„Wichtige Rolle“ für die Straße: FDP-Papier sickert durch – und dürfte Grüne provozieren

Grüne und FDP streiten über den Straßenbau. Ein neues Papier der Liberalen dürfte den Zoff anheizen. Die Ansätze passen nicht zusammen, bekennt ein SPD-Kollege.
Berlin/München – Zwischen FDP und Grünen könnte sich noch vor Weihnachten ein heikler Streit weiter zuspitzen: Schon seit Tagen liegen die beiden kleineren Partner der Ampel-Koalition beim Thema Straßenbau in Deutschland im Clinch. Nun ist ein brisanter Plan der Liberalen durchgesickert.
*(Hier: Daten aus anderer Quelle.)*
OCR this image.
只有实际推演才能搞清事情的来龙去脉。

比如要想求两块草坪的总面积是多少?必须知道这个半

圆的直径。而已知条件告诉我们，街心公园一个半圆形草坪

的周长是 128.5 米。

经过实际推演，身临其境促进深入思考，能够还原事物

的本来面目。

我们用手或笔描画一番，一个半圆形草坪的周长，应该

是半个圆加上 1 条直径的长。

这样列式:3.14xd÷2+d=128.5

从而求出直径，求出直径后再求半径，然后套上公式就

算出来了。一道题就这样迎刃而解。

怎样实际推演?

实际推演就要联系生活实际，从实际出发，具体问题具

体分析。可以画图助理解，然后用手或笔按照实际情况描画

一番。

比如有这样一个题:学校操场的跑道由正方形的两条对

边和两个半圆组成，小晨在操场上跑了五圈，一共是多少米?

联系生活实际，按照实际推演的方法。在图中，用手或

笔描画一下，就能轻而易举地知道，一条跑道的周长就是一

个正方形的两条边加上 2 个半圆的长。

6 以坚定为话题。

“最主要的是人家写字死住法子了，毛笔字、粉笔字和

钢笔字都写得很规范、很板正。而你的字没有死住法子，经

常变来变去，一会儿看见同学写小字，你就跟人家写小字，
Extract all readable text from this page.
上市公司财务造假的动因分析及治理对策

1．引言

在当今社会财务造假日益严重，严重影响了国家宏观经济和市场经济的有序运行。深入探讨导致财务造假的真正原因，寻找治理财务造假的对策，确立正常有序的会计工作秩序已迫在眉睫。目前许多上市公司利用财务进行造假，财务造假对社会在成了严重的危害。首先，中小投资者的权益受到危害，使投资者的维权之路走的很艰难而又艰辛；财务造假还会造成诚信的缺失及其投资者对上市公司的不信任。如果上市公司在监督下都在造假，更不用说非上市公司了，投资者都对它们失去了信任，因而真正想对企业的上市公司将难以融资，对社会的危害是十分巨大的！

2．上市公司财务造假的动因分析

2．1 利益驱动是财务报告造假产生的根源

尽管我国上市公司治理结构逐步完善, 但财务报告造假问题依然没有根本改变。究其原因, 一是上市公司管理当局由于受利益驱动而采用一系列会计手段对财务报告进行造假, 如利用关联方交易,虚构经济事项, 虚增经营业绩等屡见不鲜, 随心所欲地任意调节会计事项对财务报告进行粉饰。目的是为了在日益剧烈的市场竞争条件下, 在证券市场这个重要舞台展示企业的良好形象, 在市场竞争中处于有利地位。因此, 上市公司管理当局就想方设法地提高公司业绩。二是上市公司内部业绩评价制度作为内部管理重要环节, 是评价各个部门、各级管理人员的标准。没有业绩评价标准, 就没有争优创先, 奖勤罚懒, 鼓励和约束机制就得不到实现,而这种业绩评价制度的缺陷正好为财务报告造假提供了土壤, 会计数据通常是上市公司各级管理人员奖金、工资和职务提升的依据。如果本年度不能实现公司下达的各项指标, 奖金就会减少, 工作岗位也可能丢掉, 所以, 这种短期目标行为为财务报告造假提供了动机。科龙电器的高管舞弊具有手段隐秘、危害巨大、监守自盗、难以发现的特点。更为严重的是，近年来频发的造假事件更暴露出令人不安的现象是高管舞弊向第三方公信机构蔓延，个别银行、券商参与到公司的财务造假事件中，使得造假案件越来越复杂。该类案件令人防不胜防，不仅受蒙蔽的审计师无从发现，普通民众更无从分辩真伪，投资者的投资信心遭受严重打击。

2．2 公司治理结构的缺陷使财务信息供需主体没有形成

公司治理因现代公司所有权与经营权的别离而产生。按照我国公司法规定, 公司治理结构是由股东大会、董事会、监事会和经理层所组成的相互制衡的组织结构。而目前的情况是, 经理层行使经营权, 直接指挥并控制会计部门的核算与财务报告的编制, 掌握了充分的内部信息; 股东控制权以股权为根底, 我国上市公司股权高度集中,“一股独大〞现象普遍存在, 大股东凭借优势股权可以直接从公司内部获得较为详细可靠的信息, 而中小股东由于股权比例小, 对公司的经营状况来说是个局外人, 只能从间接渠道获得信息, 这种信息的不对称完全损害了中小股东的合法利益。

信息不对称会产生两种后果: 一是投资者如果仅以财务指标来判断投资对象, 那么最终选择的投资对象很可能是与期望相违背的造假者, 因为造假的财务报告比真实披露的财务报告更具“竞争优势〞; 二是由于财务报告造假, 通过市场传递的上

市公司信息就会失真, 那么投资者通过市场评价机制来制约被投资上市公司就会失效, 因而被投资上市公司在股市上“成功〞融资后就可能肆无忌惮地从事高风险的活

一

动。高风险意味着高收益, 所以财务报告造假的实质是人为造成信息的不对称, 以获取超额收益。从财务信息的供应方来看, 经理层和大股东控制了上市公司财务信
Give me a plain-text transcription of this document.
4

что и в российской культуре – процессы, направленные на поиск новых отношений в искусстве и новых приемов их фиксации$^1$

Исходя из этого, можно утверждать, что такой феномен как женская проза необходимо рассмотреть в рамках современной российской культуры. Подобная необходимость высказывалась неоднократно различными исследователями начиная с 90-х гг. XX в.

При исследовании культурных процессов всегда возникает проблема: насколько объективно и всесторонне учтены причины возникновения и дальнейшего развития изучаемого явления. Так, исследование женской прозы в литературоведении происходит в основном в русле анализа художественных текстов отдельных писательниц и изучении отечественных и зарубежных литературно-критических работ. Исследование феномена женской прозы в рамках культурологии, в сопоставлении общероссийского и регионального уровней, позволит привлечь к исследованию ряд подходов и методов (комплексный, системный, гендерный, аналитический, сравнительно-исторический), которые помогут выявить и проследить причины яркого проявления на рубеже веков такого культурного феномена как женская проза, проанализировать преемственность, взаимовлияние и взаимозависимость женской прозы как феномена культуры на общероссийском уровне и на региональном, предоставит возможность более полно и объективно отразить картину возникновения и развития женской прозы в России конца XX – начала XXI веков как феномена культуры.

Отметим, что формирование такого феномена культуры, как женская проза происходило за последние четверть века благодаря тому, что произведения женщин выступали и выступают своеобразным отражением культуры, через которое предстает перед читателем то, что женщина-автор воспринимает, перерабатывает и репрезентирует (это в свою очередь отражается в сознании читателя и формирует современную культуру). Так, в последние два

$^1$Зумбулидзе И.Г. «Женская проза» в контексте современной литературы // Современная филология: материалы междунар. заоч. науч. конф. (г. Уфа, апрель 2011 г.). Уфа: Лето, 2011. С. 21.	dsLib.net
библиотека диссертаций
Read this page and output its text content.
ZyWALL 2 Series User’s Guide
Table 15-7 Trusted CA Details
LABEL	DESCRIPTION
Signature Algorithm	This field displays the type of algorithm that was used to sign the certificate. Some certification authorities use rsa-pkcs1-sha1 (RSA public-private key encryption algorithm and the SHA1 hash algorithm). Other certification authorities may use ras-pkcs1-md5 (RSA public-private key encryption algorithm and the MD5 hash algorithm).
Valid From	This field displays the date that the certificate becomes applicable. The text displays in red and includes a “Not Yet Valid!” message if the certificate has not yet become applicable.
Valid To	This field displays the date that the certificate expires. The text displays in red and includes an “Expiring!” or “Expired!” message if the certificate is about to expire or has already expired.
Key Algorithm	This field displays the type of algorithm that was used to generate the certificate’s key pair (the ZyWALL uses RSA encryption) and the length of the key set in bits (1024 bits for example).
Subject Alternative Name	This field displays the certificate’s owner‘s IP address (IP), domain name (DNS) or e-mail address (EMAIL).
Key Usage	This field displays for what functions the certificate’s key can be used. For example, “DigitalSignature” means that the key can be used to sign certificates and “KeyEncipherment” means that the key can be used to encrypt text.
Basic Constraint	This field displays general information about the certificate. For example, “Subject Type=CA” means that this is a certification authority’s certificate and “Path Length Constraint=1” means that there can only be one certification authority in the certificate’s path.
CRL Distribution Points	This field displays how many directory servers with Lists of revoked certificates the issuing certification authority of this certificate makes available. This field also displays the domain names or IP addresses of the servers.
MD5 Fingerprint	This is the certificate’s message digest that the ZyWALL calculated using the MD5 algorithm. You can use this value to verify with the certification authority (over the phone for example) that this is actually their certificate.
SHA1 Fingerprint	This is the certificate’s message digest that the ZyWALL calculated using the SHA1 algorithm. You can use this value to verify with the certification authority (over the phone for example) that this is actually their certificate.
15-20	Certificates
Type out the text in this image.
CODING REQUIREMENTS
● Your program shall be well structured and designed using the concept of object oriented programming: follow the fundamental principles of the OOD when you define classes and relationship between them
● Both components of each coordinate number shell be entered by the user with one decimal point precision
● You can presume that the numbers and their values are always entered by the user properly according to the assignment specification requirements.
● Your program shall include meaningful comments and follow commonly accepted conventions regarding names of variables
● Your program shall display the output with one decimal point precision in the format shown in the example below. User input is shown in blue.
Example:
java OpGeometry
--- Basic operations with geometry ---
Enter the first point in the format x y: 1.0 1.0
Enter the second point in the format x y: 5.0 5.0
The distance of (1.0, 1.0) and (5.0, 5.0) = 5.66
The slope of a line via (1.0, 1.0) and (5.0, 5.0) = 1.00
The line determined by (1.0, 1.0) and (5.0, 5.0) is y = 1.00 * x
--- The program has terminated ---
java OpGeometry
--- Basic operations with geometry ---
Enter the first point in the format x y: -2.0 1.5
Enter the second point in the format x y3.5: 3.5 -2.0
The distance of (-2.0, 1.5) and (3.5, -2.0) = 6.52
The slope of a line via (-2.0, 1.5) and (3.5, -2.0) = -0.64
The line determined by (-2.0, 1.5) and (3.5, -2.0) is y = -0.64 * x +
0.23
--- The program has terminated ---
Das FDP-Parteipräsidium solle am Montag ein Papier beschließen, das eine Planungsbeschleunigung auch für Straßenbauprojekte fordert, berichtete das ARD-Hauptstadtstudio am Sonntag (11. Dezember). Ziel sei es, die Dauer von Planungs- und Genehmigungsverfahren „für alle Verkehrsträger“ mindestens zu halbieren, heißt es demnach in dem Entwurf. Die Straße werde „auch in Zukunft eine wichtige Rolle spielen“. Das dürften die Grünen gar nicht gerne hören.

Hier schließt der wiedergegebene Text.